How could Nomar not see this? It was so obvious!
Chapter Eight
Beverly felt that the rest of Saturday was just as they had planned and everything she hoped for. The ride up the coast was wonderful. In Oceanside, near the pier, they found one of the little cottage places for rent. The man was happy to rent it for two days.
“Two? You want to spend Sunday as well?” she asked him.
“I thought the option would be nice to have,” Leo told her. “We don’t have to stay, but at least we can sleep in as long as we please.”
She nodded her head. “Nice, I like sleeping in. Well, I like the thought of sleeping in. I don’t seem to do much of it these days.”
“What do you seem to do these days?” he asked as they emptied their saddle bags and brought in food, bottles, cheeses, and breads.
She looked around. The cottage was a single room with a small bath behind a door. It was a very small bath, in fact, and there would be no showering together here. She checked the bed, seeing as most of their playtime would be spent there, and found the mattress surprisingly good.
“Well,” she started in answer to his question, “I work a lot. I try to make it down to the club at least three or four times a week to get out of the house and to see my friends — Yvette most of all, though I talk with her on the phone every day, sometimes more.”
“Yvette?” he asked, and then added, “As in Crash and Yvette?”
“Yeah, that’s them. I’m not that fond of Crash, but Yvette’s my best friend. What’s that look? You’re looking all browbeaten and stuff,” she observed.
He looked around the cottage, which had really no room to pace. “Can we take a walk?”
“Yeah, let’s go out on the pier,” she suggested. “I take it there’s some bad blood between you and Crash. Doesn’t surprise me. There seems to be bad blood between the club and Crash sometimes.”
As they walked further out over the ocean, Leo told her the story that had begun four years ago. “So, yeah, I left him. It was that or murder a cop, because she had him. He was pinned under his bike by his leg with a shot gun in his face, and his bike was pinned under her car.”
“So, he got arrested and wound up doing two years and you got off with the cash,” she summed up.
“He didn’t have to do the two years, and all of the cash I put on his prison books, along with five grand of my own money that I was going to use for his bail. But he fucked that up, too,” Leo told her.
“How?”
“Jay and I, we go down to the bail hearing. We’re expecting at the max they are going to give him $100k bail, so the bond is ten grand. We got the bondsman with
us, another member, Frankie. So all three of us are there and they bring Crash in, who’s talking under his breath.
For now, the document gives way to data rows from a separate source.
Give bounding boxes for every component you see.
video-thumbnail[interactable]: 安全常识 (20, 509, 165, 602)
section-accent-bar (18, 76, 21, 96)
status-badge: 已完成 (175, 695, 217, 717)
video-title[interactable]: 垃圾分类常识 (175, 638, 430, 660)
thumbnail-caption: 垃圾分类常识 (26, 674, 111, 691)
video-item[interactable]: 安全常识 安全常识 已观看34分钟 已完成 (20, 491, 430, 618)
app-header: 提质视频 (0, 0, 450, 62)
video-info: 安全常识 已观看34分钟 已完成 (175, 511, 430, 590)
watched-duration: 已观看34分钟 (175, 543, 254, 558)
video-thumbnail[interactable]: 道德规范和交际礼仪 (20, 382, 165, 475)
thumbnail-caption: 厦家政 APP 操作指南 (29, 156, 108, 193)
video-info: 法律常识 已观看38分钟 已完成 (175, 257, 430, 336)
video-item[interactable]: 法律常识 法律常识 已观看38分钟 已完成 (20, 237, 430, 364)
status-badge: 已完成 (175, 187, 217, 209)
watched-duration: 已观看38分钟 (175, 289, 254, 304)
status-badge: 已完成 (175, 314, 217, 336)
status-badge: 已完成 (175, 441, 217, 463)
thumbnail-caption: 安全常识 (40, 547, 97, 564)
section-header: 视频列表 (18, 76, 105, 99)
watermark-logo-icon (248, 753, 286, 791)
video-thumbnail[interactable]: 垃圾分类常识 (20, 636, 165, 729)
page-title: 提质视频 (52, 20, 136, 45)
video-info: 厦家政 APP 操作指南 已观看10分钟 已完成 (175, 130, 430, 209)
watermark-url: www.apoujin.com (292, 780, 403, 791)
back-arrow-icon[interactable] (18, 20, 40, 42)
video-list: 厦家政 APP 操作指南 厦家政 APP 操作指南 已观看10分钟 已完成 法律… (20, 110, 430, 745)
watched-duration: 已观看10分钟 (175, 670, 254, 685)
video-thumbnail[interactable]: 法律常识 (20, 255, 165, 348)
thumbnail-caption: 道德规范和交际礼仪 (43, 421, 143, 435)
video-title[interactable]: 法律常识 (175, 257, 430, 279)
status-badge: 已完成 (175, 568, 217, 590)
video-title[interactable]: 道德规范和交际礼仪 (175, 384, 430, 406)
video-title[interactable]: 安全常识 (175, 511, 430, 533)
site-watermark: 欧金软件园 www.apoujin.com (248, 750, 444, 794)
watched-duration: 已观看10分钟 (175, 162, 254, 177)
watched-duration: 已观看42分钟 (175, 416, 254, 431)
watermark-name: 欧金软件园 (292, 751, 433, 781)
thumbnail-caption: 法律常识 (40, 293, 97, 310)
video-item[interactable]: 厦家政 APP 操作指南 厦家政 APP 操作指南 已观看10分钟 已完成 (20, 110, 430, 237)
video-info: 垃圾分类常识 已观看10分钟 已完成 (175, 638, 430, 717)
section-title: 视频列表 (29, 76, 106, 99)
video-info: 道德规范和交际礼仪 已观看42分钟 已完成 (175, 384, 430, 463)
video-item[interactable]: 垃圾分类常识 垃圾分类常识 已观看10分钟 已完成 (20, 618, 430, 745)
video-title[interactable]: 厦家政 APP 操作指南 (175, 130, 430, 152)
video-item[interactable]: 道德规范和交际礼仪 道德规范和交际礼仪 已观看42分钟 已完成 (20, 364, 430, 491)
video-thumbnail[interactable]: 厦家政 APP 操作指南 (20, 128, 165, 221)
“Jay goes up to represent him, and he gives out the spiel that Crash has close ties to the community, he’s part owner of a shop. He’s only been arrested once, six years ago for drug possession. But Jay is so good at this he makes even that sound like it’s nothing and happened in the Dark Ages.
“Then DA, she gets up and hands Jay a transcription of Crash’s interview with the detectives, and then passes a copy to the judge, and she says: ‘And I quote, “As soon as I’m bailed out of here, I’m getting my share and heading to Mexico.